In Etruscan times, Mars was the god of springtime, and growth. It was only with the rise of the Romans and their warlike culture that he became associated with war because, legend had it the Romans were descended from Mars and they wanted to up their intimidation factor (his mom was Juno, the queen of the gods and his dad... a magical flower). So they ascribed warlike attributes to Mars and eventually raised him to the equivalent of Ares (the Greek god of war).
The word ‘martial' in English means having to do with the military as opposed to ‘civil', having to do with the citizenry. Martial law vs. civil law; martial disobedience vs. civil disobedience; even martial war (two militaries fighting each other) vs. civil war (the citizenry fighting itself). But I don't think anyone's arguing that aikido is somehow exclusive to the military.
Similarly, people tend to get caught up in the ‘art' part of the term. You hear, ‘Remember, it's an art form.' to justify the aesthetic concerns of aikido.

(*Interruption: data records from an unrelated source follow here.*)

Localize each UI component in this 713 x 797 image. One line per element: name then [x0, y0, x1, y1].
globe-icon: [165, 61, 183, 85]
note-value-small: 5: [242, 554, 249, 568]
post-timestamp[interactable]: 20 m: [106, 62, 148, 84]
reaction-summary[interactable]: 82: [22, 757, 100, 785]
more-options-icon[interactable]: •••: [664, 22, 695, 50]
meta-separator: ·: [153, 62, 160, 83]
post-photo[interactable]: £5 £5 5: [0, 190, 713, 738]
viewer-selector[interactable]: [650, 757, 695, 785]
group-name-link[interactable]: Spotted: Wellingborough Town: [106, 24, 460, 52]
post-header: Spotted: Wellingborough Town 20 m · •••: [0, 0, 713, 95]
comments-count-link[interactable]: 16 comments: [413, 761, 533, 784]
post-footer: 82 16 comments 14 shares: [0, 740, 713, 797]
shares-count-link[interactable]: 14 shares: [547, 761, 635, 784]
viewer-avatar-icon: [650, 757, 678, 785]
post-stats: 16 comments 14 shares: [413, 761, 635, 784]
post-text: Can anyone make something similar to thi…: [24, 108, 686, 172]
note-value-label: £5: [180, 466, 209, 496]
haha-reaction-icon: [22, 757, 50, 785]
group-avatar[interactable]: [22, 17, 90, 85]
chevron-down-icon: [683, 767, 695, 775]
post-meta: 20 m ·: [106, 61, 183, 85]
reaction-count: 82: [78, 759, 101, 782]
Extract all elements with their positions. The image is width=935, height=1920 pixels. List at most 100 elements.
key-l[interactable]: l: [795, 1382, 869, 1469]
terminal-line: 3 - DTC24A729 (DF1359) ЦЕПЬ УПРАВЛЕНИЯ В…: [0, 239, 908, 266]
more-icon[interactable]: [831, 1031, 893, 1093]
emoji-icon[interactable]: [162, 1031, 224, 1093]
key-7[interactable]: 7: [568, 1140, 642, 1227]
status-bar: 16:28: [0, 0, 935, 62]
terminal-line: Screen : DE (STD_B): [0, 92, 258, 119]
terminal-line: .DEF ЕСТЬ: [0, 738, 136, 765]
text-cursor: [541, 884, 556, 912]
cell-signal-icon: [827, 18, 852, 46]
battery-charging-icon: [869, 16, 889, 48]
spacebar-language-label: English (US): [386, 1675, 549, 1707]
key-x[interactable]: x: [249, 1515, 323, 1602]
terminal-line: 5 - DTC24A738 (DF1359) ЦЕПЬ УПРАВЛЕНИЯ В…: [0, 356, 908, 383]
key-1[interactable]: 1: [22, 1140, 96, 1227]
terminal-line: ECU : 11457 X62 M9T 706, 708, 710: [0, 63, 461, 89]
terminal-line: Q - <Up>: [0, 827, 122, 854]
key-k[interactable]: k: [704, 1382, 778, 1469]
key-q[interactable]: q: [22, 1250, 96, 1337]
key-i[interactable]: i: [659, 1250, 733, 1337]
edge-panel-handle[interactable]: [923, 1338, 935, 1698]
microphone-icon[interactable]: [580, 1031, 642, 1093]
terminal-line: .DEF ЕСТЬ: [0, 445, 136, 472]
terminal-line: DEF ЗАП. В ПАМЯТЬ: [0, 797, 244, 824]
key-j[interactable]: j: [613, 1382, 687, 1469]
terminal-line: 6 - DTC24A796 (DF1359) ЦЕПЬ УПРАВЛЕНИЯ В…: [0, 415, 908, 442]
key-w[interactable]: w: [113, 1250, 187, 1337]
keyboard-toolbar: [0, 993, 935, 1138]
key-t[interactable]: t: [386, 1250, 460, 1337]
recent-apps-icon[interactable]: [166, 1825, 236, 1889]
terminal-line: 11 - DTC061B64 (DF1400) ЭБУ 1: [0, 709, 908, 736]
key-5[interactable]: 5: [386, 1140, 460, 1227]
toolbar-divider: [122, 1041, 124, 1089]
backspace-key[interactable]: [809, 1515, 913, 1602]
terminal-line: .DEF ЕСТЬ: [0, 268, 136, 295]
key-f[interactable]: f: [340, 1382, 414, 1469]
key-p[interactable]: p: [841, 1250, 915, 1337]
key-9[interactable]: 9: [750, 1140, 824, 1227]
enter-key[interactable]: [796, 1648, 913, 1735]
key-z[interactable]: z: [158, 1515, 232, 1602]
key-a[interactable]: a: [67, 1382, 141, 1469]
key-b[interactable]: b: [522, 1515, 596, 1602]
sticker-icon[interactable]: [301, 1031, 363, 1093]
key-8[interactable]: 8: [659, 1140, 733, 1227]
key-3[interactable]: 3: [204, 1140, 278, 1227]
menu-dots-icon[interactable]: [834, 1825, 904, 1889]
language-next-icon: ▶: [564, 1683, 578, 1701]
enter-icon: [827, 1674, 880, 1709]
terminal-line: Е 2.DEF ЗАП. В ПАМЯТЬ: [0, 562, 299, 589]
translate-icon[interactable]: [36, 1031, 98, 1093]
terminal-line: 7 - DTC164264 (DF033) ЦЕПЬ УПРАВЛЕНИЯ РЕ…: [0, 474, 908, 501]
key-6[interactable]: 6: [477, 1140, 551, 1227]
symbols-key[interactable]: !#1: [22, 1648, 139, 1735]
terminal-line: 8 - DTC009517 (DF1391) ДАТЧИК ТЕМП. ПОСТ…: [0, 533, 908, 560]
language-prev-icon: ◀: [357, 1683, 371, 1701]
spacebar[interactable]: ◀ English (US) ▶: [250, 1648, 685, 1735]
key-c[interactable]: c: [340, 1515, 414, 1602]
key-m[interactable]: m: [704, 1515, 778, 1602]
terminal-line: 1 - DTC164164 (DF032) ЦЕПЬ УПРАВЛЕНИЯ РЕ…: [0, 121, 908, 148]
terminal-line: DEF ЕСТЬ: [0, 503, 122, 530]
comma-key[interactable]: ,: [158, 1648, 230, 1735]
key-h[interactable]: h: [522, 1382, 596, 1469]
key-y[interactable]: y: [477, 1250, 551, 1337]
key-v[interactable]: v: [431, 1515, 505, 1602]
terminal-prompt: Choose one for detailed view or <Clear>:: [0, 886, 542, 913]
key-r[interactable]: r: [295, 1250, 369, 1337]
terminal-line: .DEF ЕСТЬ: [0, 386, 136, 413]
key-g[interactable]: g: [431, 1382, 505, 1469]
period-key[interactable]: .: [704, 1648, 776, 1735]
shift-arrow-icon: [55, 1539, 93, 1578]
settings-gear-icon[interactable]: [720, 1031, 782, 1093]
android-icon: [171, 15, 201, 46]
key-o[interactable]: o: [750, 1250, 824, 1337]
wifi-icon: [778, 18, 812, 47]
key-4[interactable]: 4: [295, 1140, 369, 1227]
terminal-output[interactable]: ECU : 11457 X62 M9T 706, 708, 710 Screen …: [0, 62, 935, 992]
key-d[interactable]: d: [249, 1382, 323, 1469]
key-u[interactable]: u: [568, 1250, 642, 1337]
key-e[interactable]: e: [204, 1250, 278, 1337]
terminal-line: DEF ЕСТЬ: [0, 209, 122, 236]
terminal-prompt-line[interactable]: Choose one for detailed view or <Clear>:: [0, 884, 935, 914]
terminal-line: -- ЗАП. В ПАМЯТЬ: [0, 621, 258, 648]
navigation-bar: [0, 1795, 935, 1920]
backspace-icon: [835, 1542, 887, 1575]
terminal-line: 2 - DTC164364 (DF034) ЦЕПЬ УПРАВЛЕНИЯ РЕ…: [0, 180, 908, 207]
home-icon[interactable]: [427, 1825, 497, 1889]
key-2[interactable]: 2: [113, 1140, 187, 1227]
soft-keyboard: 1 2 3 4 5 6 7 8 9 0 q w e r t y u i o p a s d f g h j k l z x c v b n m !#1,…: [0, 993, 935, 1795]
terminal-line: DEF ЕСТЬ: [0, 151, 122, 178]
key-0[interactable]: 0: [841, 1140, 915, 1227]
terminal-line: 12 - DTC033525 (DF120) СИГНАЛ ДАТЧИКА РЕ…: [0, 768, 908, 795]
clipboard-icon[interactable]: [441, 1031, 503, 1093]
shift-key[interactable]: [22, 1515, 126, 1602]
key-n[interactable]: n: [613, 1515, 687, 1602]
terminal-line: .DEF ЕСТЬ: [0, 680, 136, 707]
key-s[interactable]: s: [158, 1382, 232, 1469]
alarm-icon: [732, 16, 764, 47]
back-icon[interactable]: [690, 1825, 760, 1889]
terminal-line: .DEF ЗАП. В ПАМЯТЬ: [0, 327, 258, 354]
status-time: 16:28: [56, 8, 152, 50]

But aikido is not necessarily martial or an art form. It is a martial art... a separate category of things that includes karate, capoeira, systema... a wide variety of things, some of which are martial, some of which are artful, some neither and some both.
It's still a valid discussion to debate whether aikido is self-defense (which, as someone already pointed out, doesn't require and may preclude the destruction of others) or something else, but I don't think using the term ‘martial art' as evidence of the destructive nature of aikido holds up.